CDR: voteauction moves offshore

anonymous at openpgp.net anonymous at openpgp.net
Tue Oct 24 13:21:50 PDT 2000


Will the Austrians treat the 
US injunction like Cryptome treats
letters from HRH?


Monday October 23 07:00 PM EDT
       Vote auction site attempts to skirt
       shutdown order 

       By Patricia Jacobus, CNET News.com

       A rogue Web site purporting to sell votes for the upcoming U.S.
       presidential election is back in operation after being shut down
       last week under a federal court order.

                        The Web site, formerly Voteauction.com, reappeared on the Net
                        over the weekend under a new address run from outside the United
                        States and beyond the easy reach of election officials.

                        "The Web site may have started as a parody, but we dont think its a
                        joke," said Thomas Leach, spokesman for the Chicago Board of
                        Elections, which last Wednesday won an injunction ordering the site
                        taken down. "Its encouraging U.S. citizens to break the law."

       The idea for the site, now Vote-auction.com, is to capitalize on undecided voters who
       planned on sitting out the November presidential election. Uncommitted voters can sell their
       votes to the Web site. The votes are then auctioned to the highest bidder, who decides which
       presidential candidate gets them.

       About 1,131 Illinois voters have participated in this questionable practice, according to the
       Web site. In California, 2,546 voters have so far taken part in the auction. Selling votes
       carries a maximum three-year federal prison term.

       It is unclear whether the votes being auctioned are legitimate. But with the balance of the
       presidential election hanging on a thin margin, the authorities arent taking any chances.

       "Could it affect the outcome of the elections? Yes," Leach said. "Should it? No."

       Created by James Baumgartner, a graduate student in New York, and later sold to a group
       of investors in Austria, the Web site has U.S. election officials up in arms.

       Authorities in New York, Illinois and California moved to shut down the site, with Chicagos
       election commission winning an injunction last week against Baumgartner, Austrian
       entrepreneur Hans Bernhard and three others, as well as Domain Bank, the registrar that
       provided the Internet address. As part of the court order, the judge specifically said
       Voteauction.com could not appear on the Net under a different name.

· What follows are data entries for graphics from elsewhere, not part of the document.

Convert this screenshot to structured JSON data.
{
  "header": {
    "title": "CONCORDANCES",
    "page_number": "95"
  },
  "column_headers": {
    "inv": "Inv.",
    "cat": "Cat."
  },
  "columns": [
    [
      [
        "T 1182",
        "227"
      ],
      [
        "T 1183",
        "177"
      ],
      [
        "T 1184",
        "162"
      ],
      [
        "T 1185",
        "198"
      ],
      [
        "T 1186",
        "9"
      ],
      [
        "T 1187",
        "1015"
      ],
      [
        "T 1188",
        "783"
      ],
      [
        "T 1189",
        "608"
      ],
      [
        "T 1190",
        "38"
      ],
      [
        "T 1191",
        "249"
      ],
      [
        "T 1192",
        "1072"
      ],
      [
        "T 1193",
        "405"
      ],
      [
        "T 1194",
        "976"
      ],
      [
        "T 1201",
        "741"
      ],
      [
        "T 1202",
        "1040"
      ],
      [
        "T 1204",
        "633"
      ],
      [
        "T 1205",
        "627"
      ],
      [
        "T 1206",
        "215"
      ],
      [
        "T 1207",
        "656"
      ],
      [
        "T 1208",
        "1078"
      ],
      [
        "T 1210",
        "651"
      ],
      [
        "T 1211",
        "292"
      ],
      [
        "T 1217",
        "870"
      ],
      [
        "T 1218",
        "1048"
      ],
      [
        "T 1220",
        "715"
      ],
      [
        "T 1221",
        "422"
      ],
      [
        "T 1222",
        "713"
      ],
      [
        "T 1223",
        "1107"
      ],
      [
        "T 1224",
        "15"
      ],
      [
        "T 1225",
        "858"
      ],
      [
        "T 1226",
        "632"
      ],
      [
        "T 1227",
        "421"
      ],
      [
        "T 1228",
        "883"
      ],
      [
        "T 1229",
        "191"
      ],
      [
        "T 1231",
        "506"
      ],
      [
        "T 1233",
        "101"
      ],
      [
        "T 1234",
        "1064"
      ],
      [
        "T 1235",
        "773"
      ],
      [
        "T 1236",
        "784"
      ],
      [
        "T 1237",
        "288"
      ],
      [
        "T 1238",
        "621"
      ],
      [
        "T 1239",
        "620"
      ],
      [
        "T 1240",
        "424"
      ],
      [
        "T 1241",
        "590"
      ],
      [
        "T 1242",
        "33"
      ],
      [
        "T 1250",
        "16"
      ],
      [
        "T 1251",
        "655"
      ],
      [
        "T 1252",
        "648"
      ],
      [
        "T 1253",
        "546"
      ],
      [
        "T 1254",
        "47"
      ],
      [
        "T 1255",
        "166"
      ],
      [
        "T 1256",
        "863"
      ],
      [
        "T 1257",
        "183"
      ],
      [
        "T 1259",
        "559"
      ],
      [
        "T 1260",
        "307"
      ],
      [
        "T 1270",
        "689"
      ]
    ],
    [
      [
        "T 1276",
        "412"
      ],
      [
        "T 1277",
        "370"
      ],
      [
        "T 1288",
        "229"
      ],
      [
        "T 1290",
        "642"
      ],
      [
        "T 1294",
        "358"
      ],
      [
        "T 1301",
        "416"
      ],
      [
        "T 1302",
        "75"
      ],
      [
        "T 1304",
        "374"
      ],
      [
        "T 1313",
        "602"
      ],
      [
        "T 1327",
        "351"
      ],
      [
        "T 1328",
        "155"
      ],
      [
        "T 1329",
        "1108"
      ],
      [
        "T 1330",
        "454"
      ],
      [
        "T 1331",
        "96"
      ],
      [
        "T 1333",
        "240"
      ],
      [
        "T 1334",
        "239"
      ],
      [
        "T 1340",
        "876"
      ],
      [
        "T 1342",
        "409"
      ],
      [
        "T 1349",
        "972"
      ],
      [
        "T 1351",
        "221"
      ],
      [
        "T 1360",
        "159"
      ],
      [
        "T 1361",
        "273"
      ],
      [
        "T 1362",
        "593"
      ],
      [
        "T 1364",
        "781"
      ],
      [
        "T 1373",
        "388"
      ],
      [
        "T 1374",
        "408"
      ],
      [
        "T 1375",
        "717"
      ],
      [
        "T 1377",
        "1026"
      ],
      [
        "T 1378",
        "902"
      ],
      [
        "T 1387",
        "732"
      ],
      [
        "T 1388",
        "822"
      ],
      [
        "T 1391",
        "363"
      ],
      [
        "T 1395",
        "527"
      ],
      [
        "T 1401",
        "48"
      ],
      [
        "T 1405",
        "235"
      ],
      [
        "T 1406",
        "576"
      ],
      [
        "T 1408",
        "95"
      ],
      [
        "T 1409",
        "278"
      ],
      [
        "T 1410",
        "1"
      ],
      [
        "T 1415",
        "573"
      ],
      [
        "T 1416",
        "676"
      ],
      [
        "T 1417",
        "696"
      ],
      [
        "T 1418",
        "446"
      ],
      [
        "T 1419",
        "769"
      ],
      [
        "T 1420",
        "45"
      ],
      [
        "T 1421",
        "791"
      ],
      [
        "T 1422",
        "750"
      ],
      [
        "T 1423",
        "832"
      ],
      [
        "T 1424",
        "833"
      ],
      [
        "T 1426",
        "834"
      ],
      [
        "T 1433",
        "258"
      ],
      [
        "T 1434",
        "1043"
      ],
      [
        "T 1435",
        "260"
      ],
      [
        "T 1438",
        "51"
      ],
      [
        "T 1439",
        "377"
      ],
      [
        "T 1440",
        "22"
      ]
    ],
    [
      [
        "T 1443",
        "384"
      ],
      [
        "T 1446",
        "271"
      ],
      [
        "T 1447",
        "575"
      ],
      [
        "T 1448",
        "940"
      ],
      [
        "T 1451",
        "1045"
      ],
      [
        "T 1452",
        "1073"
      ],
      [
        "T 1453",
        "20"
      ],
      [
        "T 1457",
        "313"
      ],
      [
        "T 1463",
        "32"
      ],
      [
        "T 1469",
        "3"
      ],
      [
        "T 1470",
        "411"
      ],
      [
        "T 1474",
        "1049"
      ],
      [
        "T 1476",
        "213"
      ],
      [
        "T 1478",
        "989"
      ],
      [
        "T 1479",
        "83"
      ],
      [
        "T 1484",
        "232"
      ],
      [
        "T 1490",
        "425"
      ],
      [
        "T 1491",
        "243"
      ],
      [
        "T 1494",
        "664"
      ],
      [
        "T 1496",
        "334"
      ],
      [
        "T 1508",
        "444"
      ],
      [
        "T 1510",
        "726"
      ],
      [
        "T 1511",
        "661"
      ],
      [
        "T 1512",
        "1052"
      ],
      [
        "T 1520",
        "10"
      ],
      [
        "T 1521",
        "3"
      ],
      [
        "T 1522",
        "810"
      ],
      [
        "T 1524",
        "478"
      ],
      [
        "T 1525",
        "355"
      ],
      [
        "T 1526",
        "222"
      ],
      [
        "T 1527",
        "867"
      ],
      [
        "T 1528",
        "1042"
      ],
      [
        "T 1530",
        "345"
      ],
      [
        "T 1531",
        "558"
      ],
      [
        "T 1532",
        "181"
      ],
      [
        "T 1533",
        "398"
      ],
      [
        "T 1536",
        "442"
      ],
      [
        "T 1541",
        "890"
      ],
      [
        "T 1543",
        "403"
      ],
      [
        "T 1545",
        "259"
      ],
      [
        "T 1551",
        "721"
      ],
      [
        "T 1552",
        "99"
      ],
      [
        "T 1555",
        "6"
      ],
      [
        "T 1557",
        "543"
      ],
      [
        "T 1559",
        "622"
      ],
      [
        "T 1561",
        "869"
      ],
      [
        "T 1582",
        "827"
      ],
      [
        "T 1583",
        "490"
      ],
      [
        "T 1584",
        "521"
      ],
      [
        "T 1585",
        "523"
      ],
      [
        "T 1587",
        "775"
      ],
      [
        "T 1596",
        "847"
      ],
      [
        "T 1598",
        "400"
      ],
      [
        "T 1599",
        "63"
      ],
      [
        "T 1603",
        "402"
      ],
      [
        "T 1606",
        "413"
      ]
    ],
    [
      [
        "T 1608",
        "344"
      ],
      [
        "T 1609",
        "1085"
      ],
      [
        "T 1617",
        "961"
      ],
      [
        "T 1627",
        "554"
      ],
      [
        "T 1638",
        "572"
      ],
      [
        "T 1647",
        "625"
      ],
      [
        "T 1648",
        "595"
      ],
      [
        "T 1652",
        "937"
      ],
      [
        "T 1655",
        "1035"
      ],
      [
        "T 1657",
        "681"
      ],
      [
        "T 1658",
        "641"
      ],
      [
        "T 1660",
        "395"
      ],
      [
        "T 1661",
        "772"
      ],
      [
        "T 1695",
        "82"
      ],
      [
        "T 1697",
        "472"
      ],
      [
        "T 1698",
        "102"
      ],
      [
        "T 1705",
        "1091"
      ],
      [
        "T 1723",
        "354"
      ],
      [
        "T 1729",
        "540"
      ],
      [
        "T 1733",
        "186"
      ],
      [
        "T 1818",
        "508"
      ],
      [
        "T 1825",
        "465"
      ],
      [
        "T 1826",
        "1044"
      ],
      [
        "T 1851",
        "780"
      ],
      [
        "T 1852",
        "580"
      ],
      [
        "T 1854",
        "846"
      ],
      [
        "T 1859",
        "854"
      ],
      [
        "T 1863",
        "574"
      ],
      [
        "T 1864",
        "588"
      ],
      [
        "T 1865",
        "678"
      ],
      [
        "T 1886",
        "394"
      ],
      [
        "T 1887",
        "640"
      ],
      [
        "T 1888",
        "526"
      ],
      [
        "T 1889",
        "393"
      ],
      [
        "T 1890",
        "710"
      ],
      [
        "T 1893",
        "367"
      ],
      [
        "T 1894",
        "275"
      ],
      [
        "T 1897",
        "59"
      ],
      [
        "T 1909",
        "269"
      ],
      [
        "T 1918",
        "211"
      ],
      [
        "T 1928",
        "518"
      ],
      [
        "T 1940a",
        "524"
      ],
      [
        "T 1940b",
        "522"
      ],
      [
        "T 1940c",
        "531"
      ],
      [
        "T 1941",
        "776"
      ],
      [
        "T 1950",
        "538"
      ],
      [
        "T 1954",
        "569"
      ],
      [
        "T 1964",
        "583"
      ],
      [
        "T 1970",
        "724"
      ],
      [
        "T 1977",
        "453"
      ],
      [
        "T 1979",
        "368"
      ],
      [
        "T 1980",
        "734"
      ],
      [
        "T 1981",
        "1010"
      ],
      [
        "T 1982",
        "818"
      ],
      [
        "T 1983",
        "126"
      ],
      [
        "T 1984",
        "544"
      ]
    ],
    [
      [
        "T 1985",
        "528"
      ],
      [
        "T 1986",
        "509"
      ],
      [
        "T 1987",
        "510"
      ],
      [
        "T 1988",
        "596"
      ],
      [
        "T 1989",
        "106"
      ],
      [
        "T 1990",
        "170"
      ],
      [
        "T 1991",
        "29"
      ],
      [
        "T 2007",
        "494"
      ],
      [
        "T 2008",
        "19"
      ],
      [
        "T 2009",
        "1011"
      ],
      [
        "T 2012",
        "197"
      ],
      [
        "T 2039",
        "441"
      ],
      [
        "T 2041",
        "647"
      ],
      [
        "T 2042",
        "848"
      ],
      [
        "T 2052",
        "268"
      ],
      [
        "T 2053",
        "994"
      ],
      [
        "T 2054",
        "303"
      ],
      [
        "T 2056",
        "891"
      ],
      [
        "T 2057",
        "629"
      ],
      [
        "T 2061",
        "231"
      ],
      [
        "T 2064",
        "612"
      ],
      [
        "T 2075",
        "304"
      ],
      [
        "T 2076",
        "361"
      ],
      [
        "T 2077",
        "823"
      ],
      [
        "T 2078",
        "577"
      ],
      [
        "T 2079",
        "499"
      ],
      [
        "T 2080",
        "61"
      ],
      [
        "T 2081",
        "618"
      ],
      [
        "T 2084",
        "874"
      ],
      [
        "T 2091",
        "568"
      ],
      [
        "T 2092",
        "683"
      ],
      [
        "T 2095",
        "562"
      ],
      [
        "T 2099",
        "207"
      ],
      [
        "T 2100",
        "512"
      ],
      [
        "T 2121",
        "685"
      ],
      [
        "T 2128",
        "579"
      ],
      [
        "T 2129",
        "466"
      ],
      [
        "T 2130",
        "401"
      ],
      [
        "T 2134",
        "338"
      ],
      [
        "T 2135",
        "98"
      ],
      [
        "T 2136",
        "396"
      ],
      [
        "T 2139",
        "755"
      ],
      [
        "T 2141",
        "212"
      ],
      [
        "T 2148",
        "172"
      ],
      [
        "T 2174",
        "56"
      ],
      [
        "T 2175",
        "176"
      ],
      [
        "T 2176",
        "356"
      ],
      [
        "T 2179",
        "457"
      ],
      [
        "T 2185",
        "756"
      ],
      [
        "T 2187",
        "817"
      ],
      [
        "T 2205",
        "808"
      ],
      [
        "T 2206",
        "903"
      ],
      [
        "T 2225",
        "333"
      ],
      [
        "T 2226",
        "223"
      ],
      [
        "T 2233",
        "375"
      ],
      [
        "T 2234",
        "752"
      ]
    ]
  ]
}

       After the order, Bernhard found a foreign registrar that issued a new, but slightly changed,
       Web address.

       Bernhard could not immediately be reached for comment, but information on his site
       declares that bidding on votes "works for, not against democracy." It also says he had huge
       reader support to keep the site in operation.

       Leach said the Chicago election commission has asked for help from the Austrian Embassy
       in Washington, D.C., to permanently shut down Bernhards business. The court injunction
       has also been delivered to the Ministry of Austria.

       "Theyre in defiance of a legitimate court order and in contempt of the American judicial
       system," Leach said of Bernhard and the others involved in Vote-auction.com.